Your Vocation or Calling



Upon graduation from high school young people are typically told to ‘discover yourself,’ ‘follow your passion,’ ‘define what you want from life,’ ‘establish a career trajectory that will bring you a life filled with fulfillment,’ etc., etc.  The rhetoric suggests that by achieving material ‘success’ you will in fact be successful and ‘live happily ever after.’ 

President John F. Kennedy famously suggested a different focus:  “My fellow Americans, ask not what your country can do for you, ask what you can do for your country.”

Another focus, somewhat akin to President Kennedy’s suggestion, I would suggest is not asking, “What do I want from life?”, but instead asking “What does life want from me?”  My hero Ralph Waldo Emerson said, “People wish to be settled.  It is only as far as they are unsettled that there is any hope for them.”

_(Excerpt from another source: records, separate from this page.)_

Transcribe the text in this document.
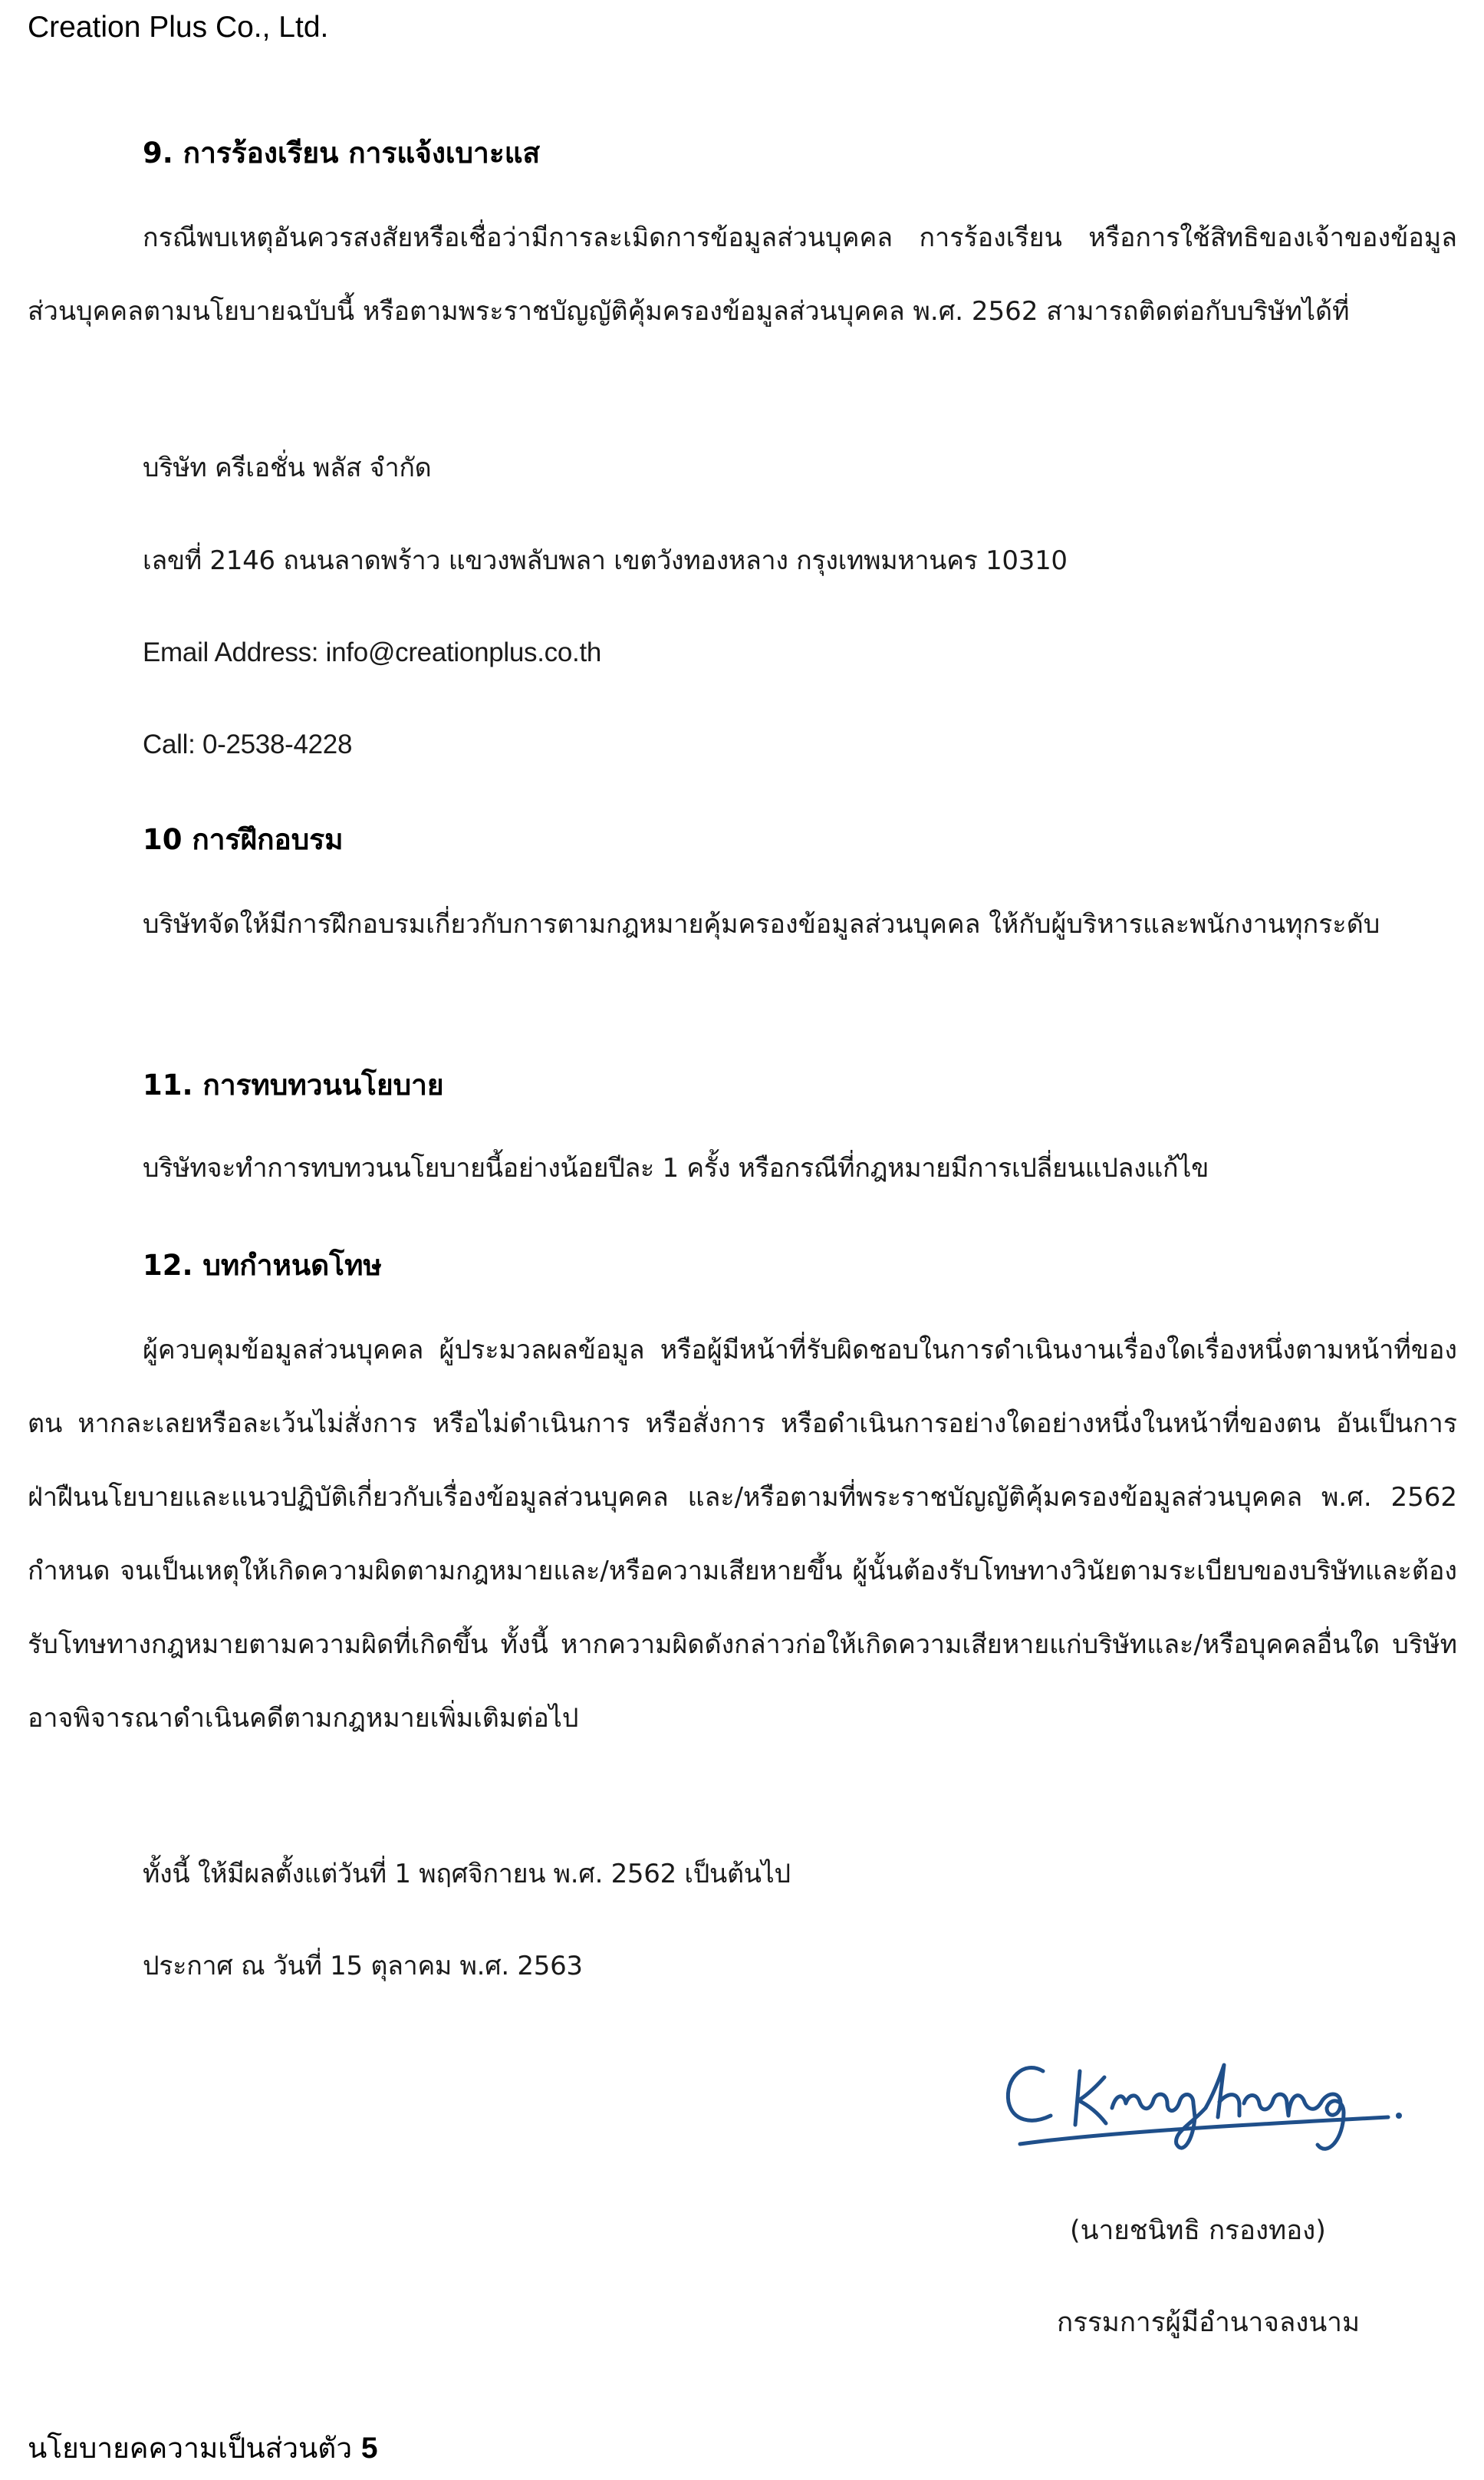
Creation Plus Co., Ltd.
9. การร้องเรียน การแจ้งเบาะแส

กรณีพบเหตุอันควรสงสัยหรือเชื่อว่ามีการละเมิดการข้อมูลส่วนบุคคล การร้องเรียน หรือการใช้สิทธิของเจ้าของข้อมูลส่วนบุคคลตามนโยบายฉบับนี้ หรือตามพระราชบัญญัติคุ้มครองข้อมูลส่วนบุคคล พ.ศ. 2562 สามารถติดต่อกับบริษัทได้ที่

บริษัท ครีเอชั่น พลัส จำกัด
เลขที่ 2146 ถนนลาดพร้าว แขวงพลับพลา เขตวังทองหลาง กรุงเทพมหานคร 10310
Email Address: info@creationplus.co.th
Call: 0-2538-4228
10 การฝึกอบรม

บริษัทจัดให้มีการฝึกอบรมเกี่ยวกับการตามกฎหมายคุ้มครองข้อมูลส่วนบุคคล ให้กับผู้บริหารและพนักงานทุกระดับ

11. การทบทวนนโยบาย
บริษัทจะทำการทบทวนนโยบายนี้อย่างน้อยปีละ 1 ครั้ง หรือกรณีที่กฎหมายมีการเปลี่ยนแปลงแก้ไข
12. บทกำหนดโทษ

ผู้ควบคุมข้อมูลส่วนบุคคล ผู้ประมวลผลข้อมูล หรือผู้มีหน้าที่รับผิดชอบในการดำเนินงานเรื่องใดเรื่องหนึ่งตามหน้าที่ของตน หากละเลยหรือละเว้นไม่สั่งการ หรือไม่ดำเนินการ หรือสั่งการ หรือดำเนินการอย่างใดอย่างหนึ่งในหน้าที่ของตน อันเป็นการฝ่าฝืนนโยบายและแนวปฏิบัติเกี่ยวกับเรื่องข้อมูลส่วนบุคคล และ/หรือตามที่พระราชบัญญัติคุ้มครองข้อมูลส่วนบุคคล พ.ศ. 2562 กำหนด จนเป็นเหตุให้เกิดความผิดตามกฎหมายและ/หรือความเสียหายขึ้น ผู้นั้นต้องรับโทษทางวินัยตามระเบียบของบริษัทและต้องรับโทษทางกฎหมายตามความผิดที่เกิดขึ้น ทั้งนี้ หากความผิดดังกล่าวก่อให้เกิดความเสียหายแก่บริษัทและ/หรือบุคคลอื่นใด บริษัทอาจพิจารณาดำเนินคดีตามกฎหมายเพิ่มเติมต่อไป

ทั้งนี้ ให้มีผลตั้งแต่วันที่ 1 พฤศจิกายน พ.ศ. 2562 เป็นต้นไป
ประกาศ ณ วันที่ 15 ตุลาคม พ.ศ. 2563
(นายชนิทธิ กรองทอง)
กรรมการผู้มีอำนาจลงนาม
นโยบายคความเป็นส่วนตัว 5
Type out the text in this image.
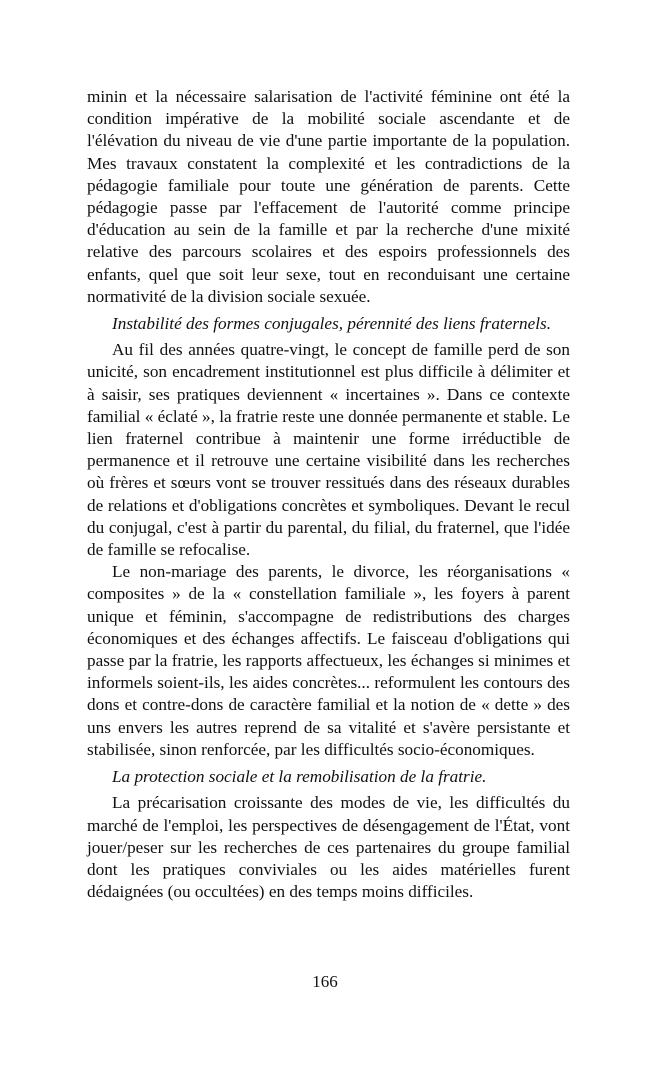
minin et la nécessaire salarisation de l'activité féminine ont été la condition impérative de la mobilité sociale ascendante et de l'élévation du niveau de vie d'une partie importante de la population. Mes travaux constatent la complexité et les contradictions de la pédagogie familiale pour toute une génération de parents. Cette pédagogie passe par l'effacement de l'autorité comme principe d'éducation au sein de la famille et par la recherche d'une mixité relative des parcours scolaires et des espoirs professionnels des enfants, quel que soit leur sexe, tout en reconduisant une certaine normativité de la division sociale sexuée.

Instabilité des formes conjugales, pérennité des liens fraternels.

Au fil des années quatre-vingt, le concept de famille perd de son unicité, son encadrement institutionnel est plus difficile à délimiter et à saisir, ses pratiques deviennent « incertaines ». Dans ce contexte familial « éclaté », la fratrie reste une donnée permanente et stable. Le lien fraternel contribue à maintenir une forme irréductible de permanence et il retrouve une certaine visibilité dans les recherches où frères et sœurs vont se trouver ressitués dans des réseaux durables de relations et d'obligations concrètes et symboliques. Devant le recul du conjugal, c'est à partir du parental, du filial, du fraternel, que l'idée de famille se refocalise.

Le non-mariage des parents, le divorce, les réorganisations « composites » de la « constellation familiale », les foyers à parent unique et féminin, s'accompagne de redistributions des charges économiques et des échanges affectifs. Le faisceau d'obligations qui passe par la fratrie, les rapports affectueux, les échanges si minimes et informels soient-ils, les aides concrètes... reformulent les contours des dons et contre-dons de caractère familial et la notion de « dette » des uns envers les autres reprend de sa vitalité et s'avère persistante et stabilisée, sinon renforcée, par les difficultés socio-économiques.

La protection sociale et la remobilisation de la fratrie.

La précarisation croissante des modes de vie, les difficultés du marché de l'emploi, les perspectives de désengagement de l'État, vont jouer/peser sur les recherches de ces partenaires du groupe familial dont les pratiques conviviales ou les aides matérielles furent dédaignées (ou occultées) en des temps moins difficiles.

166
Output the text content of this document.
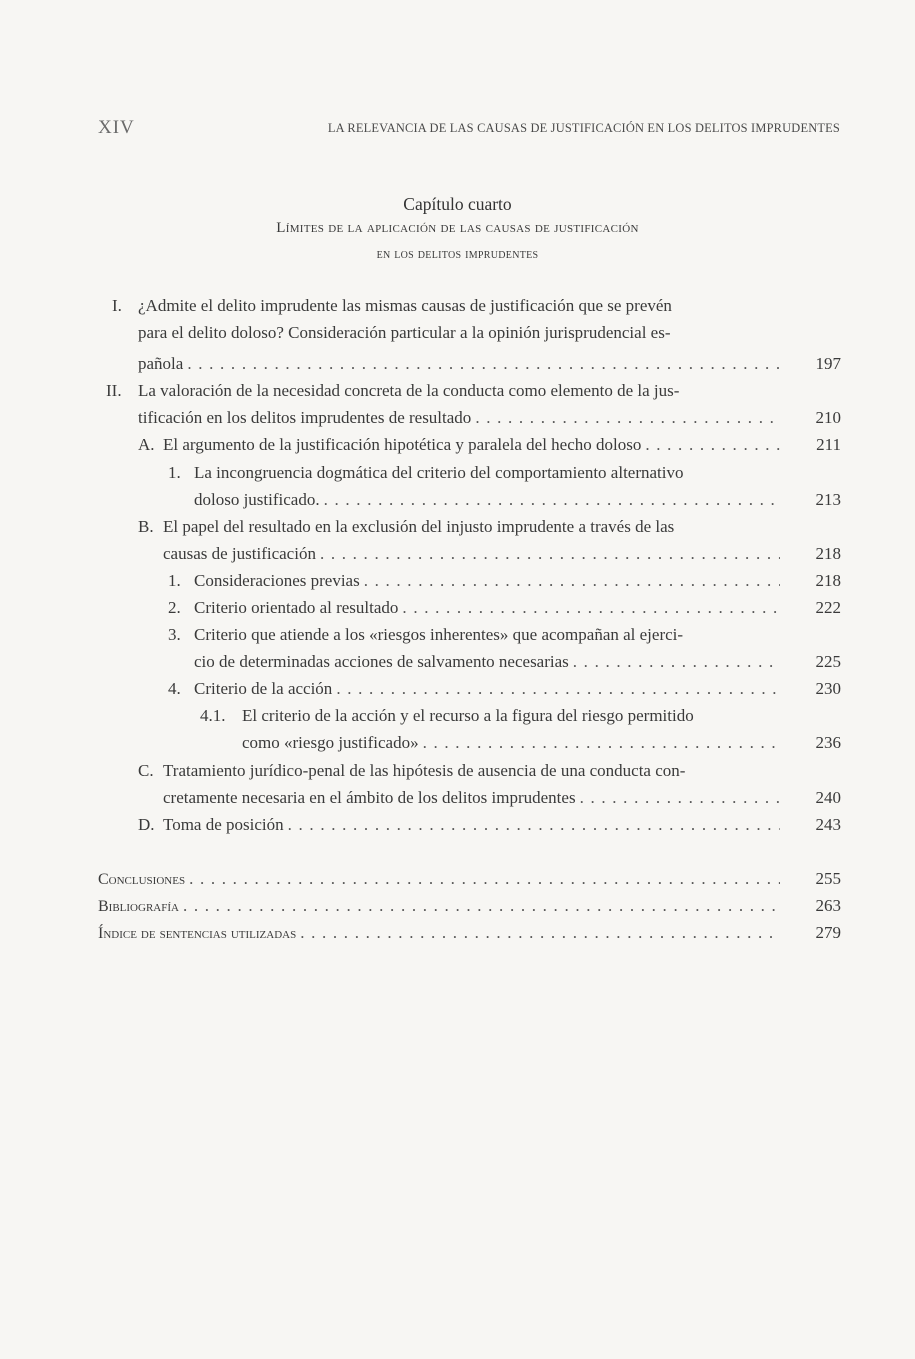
XIV	LA RELEVANCIA DE LAS CAUSAS DE JUSTIFICACIÓN EN LOS DELITOS IMPRUDENTES
Capítulo cuarto
Límites de la aplicación de las causas de justificación
en los delitos imprudentes
I. ¿Admite el delito imprudente las mismas causas de justificación que se prevén
para el delito doloso? Consideración particular a la opinión jurisprudencial es-
pañola . . .	197
II. La valoración de la necesidad concreta de la conducta como elemento de la jus-
tificación en los delitos imprudentes de resultado . . .	210
A. El argumento de la justificación hipotética y paralela del hecho doloso . . .	211
1. La incongruencia dogmática del criterio del comportamiento alternativo
doloso justificado. . . .	213
B. El papel del resultado en la exclusión del injusto imprudente a través de las
causas de justificación . . .	218
1. Consideraciones previas . . .	218
2. Criterio orientado al resultado . . .	222
3. Criterio que atiende a los «riesgos inherentes» que acompañan al ejerci-
cio de determinadas acciones de salvamento necesarias . . .	225
4. Criterio de la acción . . .	230
4.1. El criterio de la acción y el recurso a la figura del riesgo permitido
como «riesgo justificado» . . .	236
C. Tratamiento jurídico-penal de las hipótesis de ausencia de una conducta con-
cretamente necesaria en el ámbito de los delitos imprudentes . . .	240
D. Toma de posición . . .	243
Conclusiones . . .	255
Bibliografía . . .	263
Índice de sentencias utilizadas . . .	279
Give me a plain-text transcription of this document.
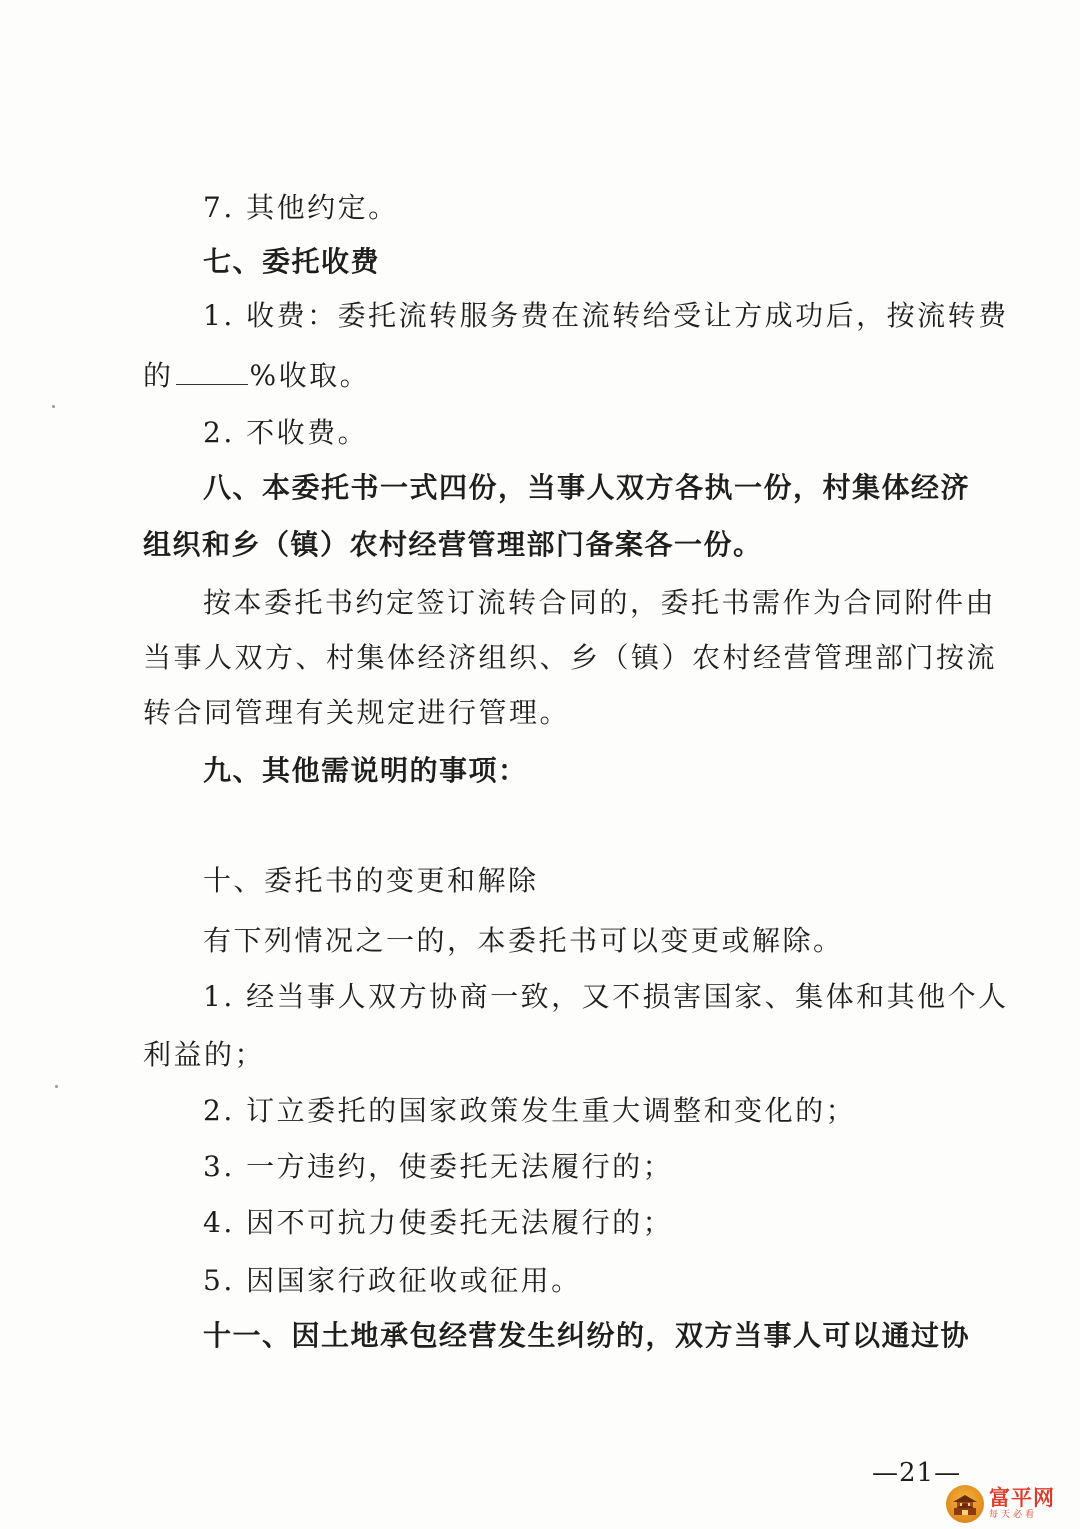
7. 其他约定。
七、委托收费
1. 收费：委托流转服务费在流转给受让方成功后，按流转费
的	%收取。
2. 不收费。
八、本委托书一式四份，当事人双方各执一份，村集体经济
组织和乡（镇）农村经营管理部门备案各一份。
按本委托书约定签订流转合同的，委托书需作为合同附件由
当事人双方、村集体经济组织、乡（镇）农村经营管理部门按流
转合同管理有关规定进行管理。
九、其他需说明的事项：
十、委托书的变更和解除
有下列情况之一的，本委托书可以变更或解除。
1. 经当事人双方协商一致，又不损害国家、集体和其他个人
利益的；
2. 订立委托的国家政策发生重大调整和变化的；
3. 一方违约，使委托无法履行的；
4. 因不可抗力使委托无法履行的；
5. 因国家行政征收或征用。
十一、因土地承包经营发生纠纷的，双方当事人可以通过协
—21—
富平网
每天必看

We have all been thrown into a specific place, and time, and circumstance, among certain people, and needs and challenges and we need to figure out how we should proceed with the physical, moral, and intellectual tasks put before us.
Writer Frederick Buechner put it this way: “At what points do my talents . . . meet the world’s deep needs?”

I submit that this life is a test and an opportunity to see what we will do with our talents and for whose service they will be used. 
 
Consider the perspective of World War II prisoner Dr. Viktor Frankl from his book Man’s Search for Meaning:  Life, he said, has not stopped expecting things (a proper response) from any of us—no matter how wretched our circumstances might be.  He told his fellow prisoners that someone was watching them—a friend, a wife, somebody alive or dead, or God—who did not want to be disappointed. 

Our vocation or life calling probably will not bring great material ‘success’ to ourselves; it may be something as common but as important as being a good mother, or a conservationist, or teacher or social reformer, or nurse or truly dedicated Church member; or something as uncommon as a great statesman or explorer or pioneering scientist.  In fact, we may not even choose it (our job or occupation or career) as our most significant life work but it will present itself to us; it will choose us.  As David Brooks has said, such people who respond to their ‘calling’ “submit to their vocations for reasons deeper and higher than utility. / Such a person becomes an instrument for the performance of the job that has been put before her.”

It is the response of our greatest efforts to the call of felt necessity.  Regardless of what it is, it will bring something of great value to other of God’s children and have intrinsic worth. Ralph Waldo Emerson was, as always, on point: “If a man can write a better book, preach a better sermon, or make a better mousetrap, than his neighbor, though he build his house in the woods [like his friend Thoreau’s cabin at Walden Pond], the world will make a beaten path to his door.”

Not only Frankl’s ‘watchers,’ but we ourselves should have a good sense if we are meeting the measure of our creation—and that is discovering our true vocation.